Mercifully, it all comes to an end.
I don't think anyone expected that. Some of the signs were there, though:
- I remember Dan Bylsma well from when he joined the LA Kings toward the end of Gretzky's career there. Gretzky, or more accurately his arrival to LA and its facsimile of a hockey team, changed my life irrevocably. He was my Dominique Wilkins replacement (which is not said with an iota of irony or rue). My DNA was filled with more hockey-receptors than the basketball- kind, so this had retardedly significant ramifications. I lived and died with the LA Kings for a few years, until it was mostly dying, and my once mighty idol - that spring of 93 was something though, eh - was schleppnig through whatever detritus a penny-foolish, pound-foolish management team threw against the wall and hoped stuck. Long story short, it got bad towards the end, with the Kings calling up career minor leaguer Danny Bylsma, a good penalty killer and hard worker, to fill one of the many holes in their lineup (John Slaney was one of the few kids they got right... and then promptly gave up on (though to be fair, several teams did the same, including the Caps eventually - beauty player though)), and I remeber one shift in particular when Gretzky broke in 2-on-1, a rare event at this point in his career, and threaded a pass between the skates of Bylsma (can you imagine what that poor bastard who had never scored 20 goals in professional hockey was thinking being in the NHfuckingL breaking in alone with Wayne fucking Gretzy), and Bylsma wiffed ingloriously. And fell down in the process. Another chance wasted in a season of wasted chances and poor results. I remember cursing Bylsma at the time - how could he fuck up a pass from my Gretz - but shortly thereafter feeling bad for him, knowing the whole time it wasn't really his fault and that the team, and Gretz to a certain extent, sucked.
- I didn't know what to think when Bylsma got the job in Pittsburgh. I thought Therien was a great coach, for sure, but one who had probably seen his shelf-life expire at that point with that team (that happens frequently with miserable bastards, French-Canadians even sooner I think). But oh my what a job he's done. I don't think the Penguins personnel is any better - no matter how you consider it - than the Capitals (in fact, I think it's worse). But they certainly are a better team - and play better as one, if that's a distinction - than the Crapitals (no sic.) - and it's not particularly close. Don't let the 7 games and 3 OT's fool you. They basically dominated possession and position throughout. And I think alot of that comes from Bylsma. And from Therien. Ol' Michel instilled in them a strong defensive responsibility/acumen, the competing in all three zones, the X's and O's of where to be without the puck. That kind of foundation takes time, hard work, and a whole mess of unpleasantness (a bunch of things the Boudreau-led Caps never achieved/endured). Bylsma brought a voice and face of someone the team didn't view as an unbearable asshole, which is important. He opened things up a bit, let the team skate forward without the puck, made the game a little more fun again. And he's a smart fucking guy. Everything I heard him say during the Caps series made me think, "this guy 1) actually knows what he's talking about, and 2) and can say it in an interesting way." Which is unbelievably rare for a hockey coach, let alone a human.
- I've traditionally been a big Bourdreau fan, to the extent he's got that hard-to-hate-on portly shape and fun-loving, golly-gee-how'd-i-end-up-here demeanor.
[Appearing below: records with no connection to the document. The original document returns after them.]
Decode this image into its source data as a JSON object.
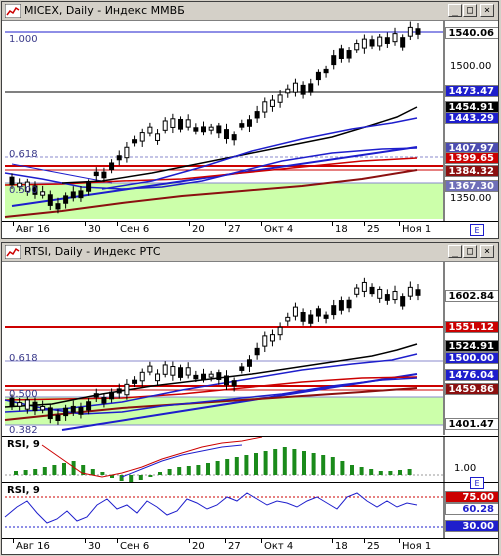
{
  "windows": {
    "micex": {
      "title": "MICEX, Daily - Индекс ММВБ",
      "level_label": "1.000",
      "fibo_labels": [
        "0.618",
        "0.500"
      ],
      "axis_labels": [
        "1500.00",
        "1350.00"
      ],
      "price_boxes": [
        {
          "value": "1540.06",
          "bg": "#ffffff",
          "fg": "#000000"
        },
        {
          "value": "1473.47",
          "bg": "#1e1ecc",
          "fg": "#ffffff"
        },
        {
          "value": "1454.91",
          "bg": "#000000",
          "fg": "#ffffff"
        },
        {
          "value": "1443.29",
          "bg": "#1e1ecc",
          "fg": "#ffffff"
        },
        {
          "value": "1407.97",
          "bg": "#4c4cb0",
          "fg": "#ffffff"
        },
        {
          "value": "1399.65",
          "bg": "#cc0000",
          "fg": "#ffffff"
        },
        {
          "value": "1384.32",
          "bg": "#8b1010",
          "fg": "#ffffff"
        },
        {
          "value": "1367.30",
          "bg": "#6f6fb8",
          "fg": "#ffffff"
        }
      ],
      "dates": [
        "Авг 16",
        "30",
        "Сен 6",
        "20",
        "27",
        "Окт 4",
        "18",
        "25",
        "Ноя 1"
      ]
    },
    "rtsi": {
      "title": "RTSI, Daily - Индекс РТС",
      "fibo_labels": [
        "0.618",
        "0.500",
        "0.382"
      ],
      "price_boxes": [
        {
          "value": "1602.84",
          "bg": "#ffffff",
          "fg": "#000000"
        },
        {
          "value": "1551.12",
          "bg": "#cc0000",
          "fg": "#ffffff"
        },
        {
          "value": "1524.91",
          "bg": "#000000",
          "fg": "#ffffff"
        },
        {
          "value": "1500.00",
          "bg": "#1e1ecc",
          "fg": "#ffffff"
        },
        {
          "value": "1476.04",
          "bg": "#1e1ecc",
          "fg": "#ffffff"
        },
        {
          "value": "1459.86",
          "bg": "#8b1010",
          "fg": "#ffffff"
        },
        {
          "value": "1401.47",
          "bg": "#ffffff",
          "fg": "#000000"
        }
      ],
      "macd_label": "RSI, 9",
      "macd_value": "1.00",
      "rsi_label": "RSI, 9",
      "rsi_boxes": [
        {
          "value": "75.00",
          "bg": "#cc0000",
          "fg": "#ffffff"
        },
        {
          "value": "60.28",
          "bg": "#ffffff",
          "fg": "#1e1ecc"
        },
        {
          "value": "30.00",
          "bg": "#1e1ecc",
          "fg": "#ffffff"
        }
      ],
      "dates": [
        "Авг 16",
        "30",
        "Сен 6",
        "20",
        "27",
        "Окт 4",
        "18",
        "25",
        "Ноя 1"
      ]
    }
  },
  "icons": {
    "minimize": "_",
    "maximize": "□",
    "close": "×"
  },
  "colors": {
    "fibo_zone": "#ccffaa",
    "ma_black": "#000000",
    "ma_blue": "#1e1ecc",
    "ma_red": "#cc0000",
    "ma_darkred": "#8b1010"
  }
}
He isn't afraid to try to be funny or even silly, the players clearly love him, and he doesn't try to suffocate or hinder skill. Folky, gregarious, loyal; a guy that if you don't like the rigidity and absence of personality of pro sports, it's hard to root against. That said, he's probably the worst possible coach for that group of guys right now. He gives them way too much rope, allows them to play as loosey-goosey as any team the NHL has seen since NHL'ers stopped smoking Camel lights on game days. OV, Semin, Green are all given waaay too much automony: they overstay shifts, don't really have to be hyper vigilant away from the puck, and have not been sufficiently admonished into making safe plays at all times in all zones. It's a curse of having an excess of skill, but it's one Boudreau had to address if he wanted this team to be great rather than good. In the end, they weren't very good. Too loosey-goosey, assholes.
- To a certain extent, there is a personnel problem, as the Pens have a beautiful and brilliant shutdown tandem of Hal Gill and Rob Scuderi that combined make less money than the last top D pair of the Hartford Whalers (Zarley Zalapski and Glen Wesley?). The Caps should, in theory, be able to at least match that, or at least frustrate the hell out of Crosby and his pathetic sidekicks, with Morrisson and Poti, but different roles, different results (having Crosby and Malkin on different lines complicates things, of course) (Jeff Schultz proves useless yet again. Boy I wish we kept Johnny Oduya instead).
- The better team won (empahsis on team, not collection of players). And honestly, I'm a lot happier with it that way. Now Detroit needs to defeat the most evil collection of hockey players of my lifetime, and I'll be able to live with the stupid Earth continuing to keep fucking spinning.